His working life was devoted to books and literature, but he was able to combine this with his love of trees when establishing a partnership with the Woodland Trust.
His widow, Sue, his daughter and three of Mr Trewin’s grandchildren were present at the ceremony at Reffley Wood on Saturday to plant five oak trees.
Mrs Trewin said: “I am delighted that the Woodland Trust has honoured Ion in this way, and their choice of tree is excellent as Ion was strong and loved oak trees.”
Laura Judson of the Woodland Trust added: “Tree planting every year with the Man Booker Judges as their last ‘official’ duty has always been a pleasure and great fun.

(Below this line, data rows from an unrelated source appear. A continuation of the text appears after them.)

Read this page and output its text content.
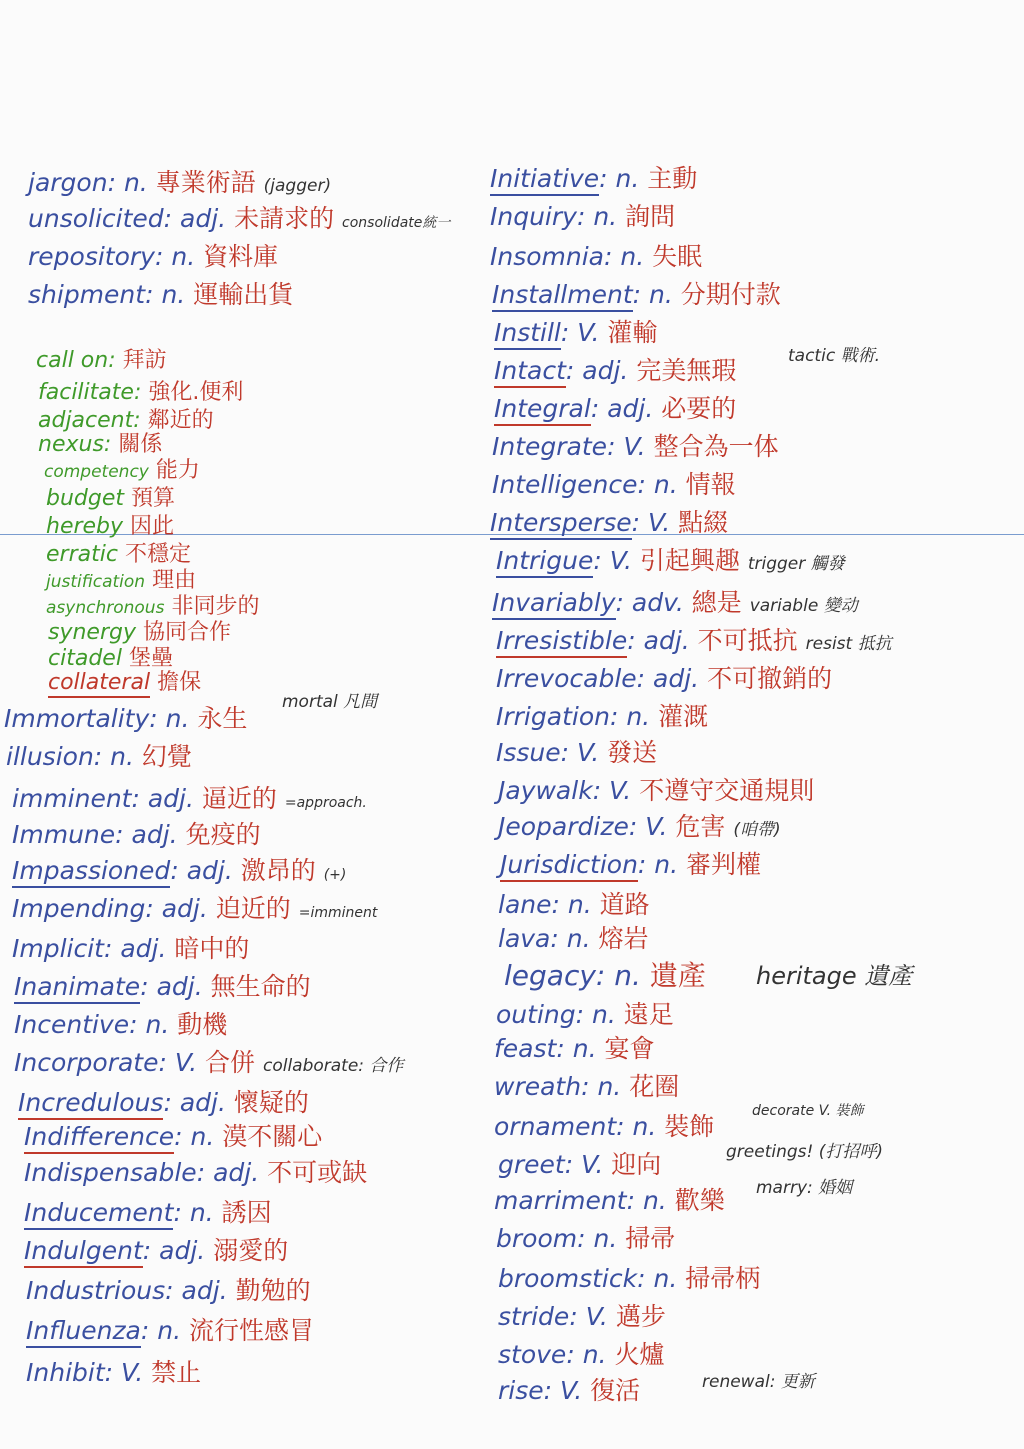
jargon: n. 專業術語 (jagger)
unsolicited: adj. 未請求的 consolidate統一
repository: n. 資料庫
shipment: n. 運輸出貨
call on: 拜訪
facilitate: 強化.便利
adjacent: 鄰近的
nexus: 關係
competency 能力
budget 預算
hereby 因此
erratic 不穩定
justification 理由
asynchronous 非同步的
synergy 協同合作
citadel 堡壘
collateral 擔保
Immortality: n. 永生
mortal 凡間
illusion: n. 幻覺
imminent: adj. 逼近的 =approach.
Immune: adj. 免疫的
Impassioned: adj. 激昂的 (+)
Impending: adj. 迫近的 =imminent
Implicit: adj. 暗中的
Inanimate: adj. 無生命的
Incentive: n. 動機
Incorporate: V. 合併 collaborate: 合作
Incredulous: adj. 懷疑的
Indifference: n. 漠不關心
Indispensable: adj. 不可或缺
Inducement: n. 誘因
Indulgent: adj. 溺愛的
Industrious: adj. 勤勉的
Influenza: n. 流行性感冒
Inhibit: V. 禁止
Initiative: n. 主動
Inquiry: n. 詢問
Insomnia: n. 失眠
Installment: n. 分期付款
Instill: V. 灌輸
Intact: adj. 完美無瑕	tactic 戰術.
Integral: adj. 必要的
Integrate: V. 整合為一体
Intelligence: n. 情報
Intersperse: V. 點綴
Intrigue: V. 引起興趣 trigger 觸發
Invariably: adv. 總是 variable 變动
Irresistible: adj. 不可抵抗 resist 抵抗
Irrevocable: adj. 不可撤銷的
Irrigation: n. 灌溉
Issue: V. 發送
Jaywalk: V. 不遵守交通規則
Jeopardize: V. 危害 (咱帶)
Jurisdiction: n. 審判權
lane: n. 道路
lava: n. 熔岩
legacy: n. 遺產 heritage 遺產
outing: n. 遠足
feast: n. 宴會
wreath: n. 花圈
ornament: n. 裝飾
decorate V. 裝飾
greet: V. 迎向	greetings! (打招呼)
marriment: n. 歡樂 marry: 婚姻
broom: n. 掃帚
broomstick: n. 掃帚柄
stride: V. 邁步
stove: n. 火爐
rise: V. 復活	renewal: 更新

“Without fail every year I looked forward to seeing Ion and hearing his thoughts on the judging process, his excitement for the next year, which was always palpable, and the quiet satisfaction we all got by planting our significant Man Booker trees and walking through new planted trees and our bluebell filled ancient woodlands.”

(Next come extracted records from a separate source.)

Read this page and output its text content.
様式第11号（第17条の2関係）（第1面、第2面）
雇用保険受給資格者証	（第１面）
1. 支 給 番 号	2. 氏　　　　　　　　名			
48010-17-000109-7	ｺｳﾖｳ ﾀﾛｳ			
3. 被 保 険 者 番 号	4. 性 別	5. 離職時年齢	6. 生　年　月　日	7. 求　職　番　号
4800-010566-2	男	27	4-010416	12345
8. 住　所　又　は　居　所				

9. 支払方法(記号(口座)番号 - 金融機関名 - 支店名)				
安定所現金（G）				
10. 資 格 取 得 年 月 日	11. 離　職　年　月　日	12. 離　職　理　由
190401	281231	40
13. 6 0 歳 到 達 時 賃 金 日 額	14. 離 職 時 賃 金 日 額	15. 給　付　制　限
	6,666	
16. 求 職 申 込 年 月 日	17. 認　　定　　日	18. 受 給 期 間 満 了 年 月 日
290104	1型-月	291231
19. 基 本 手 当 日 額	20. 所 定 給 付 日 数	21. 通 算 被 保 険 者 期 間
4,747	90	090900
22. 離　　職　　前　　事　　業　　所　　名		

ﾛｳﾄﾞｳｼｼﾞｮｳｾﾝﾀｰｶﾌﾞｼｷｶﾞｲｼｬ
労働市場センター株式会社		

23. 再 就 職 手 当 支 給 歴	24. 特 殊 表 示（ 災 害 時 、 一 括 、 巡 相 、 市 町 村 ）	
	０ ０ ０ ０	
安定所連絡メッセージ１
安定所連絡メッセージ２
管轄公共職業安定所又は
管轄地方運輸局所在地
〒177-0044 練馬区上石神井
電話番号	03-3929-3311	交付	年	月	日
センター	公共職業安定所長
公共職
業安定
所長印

Mr Trewin was the literary editor of The Times from 1972-1979 and then with Hodder & Stoughton (for whom he published Thomas Keneally’s Schindler’s Ark) until 1992 and Orion Publishing Group to 2006.
He was director of the Man Booker Prize and the biographer of the controversial Conservative MP and Cabinet minister Alan Clark. He went on to edit Mr Clark’s diaries, too.
His funeral took place at Sandringham church.
Every year since 2009, the Trust has planted the ‘Booker Dozen’, 13 trees, one for each of the long-listed books chosen for the Man Booker Prize, which is publishing’s pre-eminent award for fiction in the English language.
The planting locations have included woods in Essex, Hertfordshire and Leicestershire, with the trees providing a symbolic gesture to compensate for the trees felled in order to produce the 100-plus books submitted for the prize each year.